Umpire:One of two officials responsible for enforcing the rules of the game on the pitch. Each umpire is responsible for half of the field, the field being split diagonally.
Undercut/Undercutting :The name given to the action of a player striking the ball and raising it from the playing surface, commonly when attempting to score a goal.
Un-sportsman like Conduct :A foul called for dangerous play, using obscene language, or taunting. Results in a green card (warning), yellow card (five-minute suspension), or red card (player disqualification). When players are suspended or disqualified, their team must play with fewer members than the opposition.
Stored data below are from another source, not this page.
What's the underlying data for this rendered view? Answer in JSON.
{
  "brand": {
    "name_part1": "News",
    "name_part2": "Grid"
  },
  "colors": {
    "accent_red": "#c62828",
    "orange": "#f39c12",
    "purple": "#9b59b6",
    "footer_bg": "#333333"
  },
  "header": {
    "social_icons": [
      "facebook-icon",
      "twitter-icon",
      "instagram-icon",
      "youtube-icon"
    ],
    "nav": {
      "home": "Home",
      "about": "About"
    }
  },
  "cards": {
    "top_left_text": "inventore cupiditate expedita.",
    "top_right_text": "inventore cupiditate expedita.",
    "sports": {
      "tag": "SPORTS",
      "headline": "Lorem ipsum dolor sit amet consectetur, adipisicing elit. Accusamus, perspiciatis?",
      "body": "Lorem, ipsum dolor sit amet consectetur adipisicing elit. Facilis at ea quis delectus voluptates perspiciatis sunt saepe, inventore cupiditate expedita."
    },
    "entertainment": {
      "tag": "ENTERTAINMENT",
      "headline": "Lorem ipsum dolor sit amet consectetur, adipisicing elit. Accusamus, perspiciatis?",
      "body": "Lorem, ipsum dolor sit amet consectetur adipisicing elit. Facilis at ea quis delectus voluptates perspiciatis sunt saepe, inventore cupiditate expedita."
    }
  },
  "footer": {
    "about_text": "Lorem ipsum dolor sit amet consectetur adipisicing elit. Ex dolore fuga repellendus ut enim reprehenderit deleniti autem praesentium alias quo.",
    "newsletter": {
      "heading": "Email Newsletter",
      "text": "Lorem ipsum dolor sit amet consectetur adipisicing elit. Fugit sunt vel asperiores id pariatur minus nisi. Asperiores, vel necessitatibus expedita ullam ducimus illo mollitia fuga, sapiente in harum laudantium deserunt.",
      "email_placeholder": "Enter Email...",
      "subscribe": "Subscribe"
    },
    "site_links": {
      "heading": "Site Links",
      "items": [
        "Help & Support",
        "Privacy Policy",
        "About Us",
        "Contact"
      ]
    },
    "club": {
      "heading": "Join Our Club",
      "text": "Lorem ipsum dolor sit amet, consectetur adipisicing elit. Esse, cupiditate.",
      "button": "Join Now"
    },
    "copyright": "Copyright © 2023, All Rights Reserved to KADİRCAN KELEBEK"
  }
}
Upper V :Slang term used to describe the top corners of the goal.
Upright trap:The action of a player gaining control of a moving ball with the stick angled more vertically than horizontally in relation to the playing surface.
Wall Pass :See “Give-and-go.”
Water Down :To soak the artificial surface in water before a match. Wet turf holds the ball to the ground better than dry turf.
Water-Based Surface:A synthetic playing surface which is filled and/or dressed with water.
Whistle:A woodwind instrument used by umpires to officiate hockey matches.
Wing Forward/Winger:The playing positions of wide strikers/strike forwards, usually one on the left and one on the right side of the field, and either side of the centre forward.
Wing:The area of the playing field inside both side-lines and where the wing forward/winger plays.
Wood/Wooden Stick:The traditional material hockey sticks have been made from.
World Cup:The World Cup is the largest international hockey tournament in the world and the most prestigious and is held on a quadrennial basis between Olympic Games. The host nation, World Cup title holder and the winner of each continental championship are automatic qualifiers with the remaining places filled through qualifying tournaments.
World Hockey Player of the Year:Annual FIH awards given to the best male and best female player, as voted by the players from the world’s best hockey nations. The women’s award was won by Alyson Annan in 1998 & 2000, while the men’s award was won by Jay Stacy in 1999 and then Jamie Dwyer in 2004 and 2007.
World Hockey:An FIH brand for hockey.
YardsTerm sometimes used to remind defensive players about the distance they need to be from a free hit.
Yellow card:A coloured card signifying the umpire has temporarily suspended an offending player from a match for a minimum of five minutes. Yellow cards are usually rectangular shaped.
Zone/Zonal marking:A method of marking whereby a defender covers and occupies a specific area of the pitch and therefore marks opposition players that come into that area.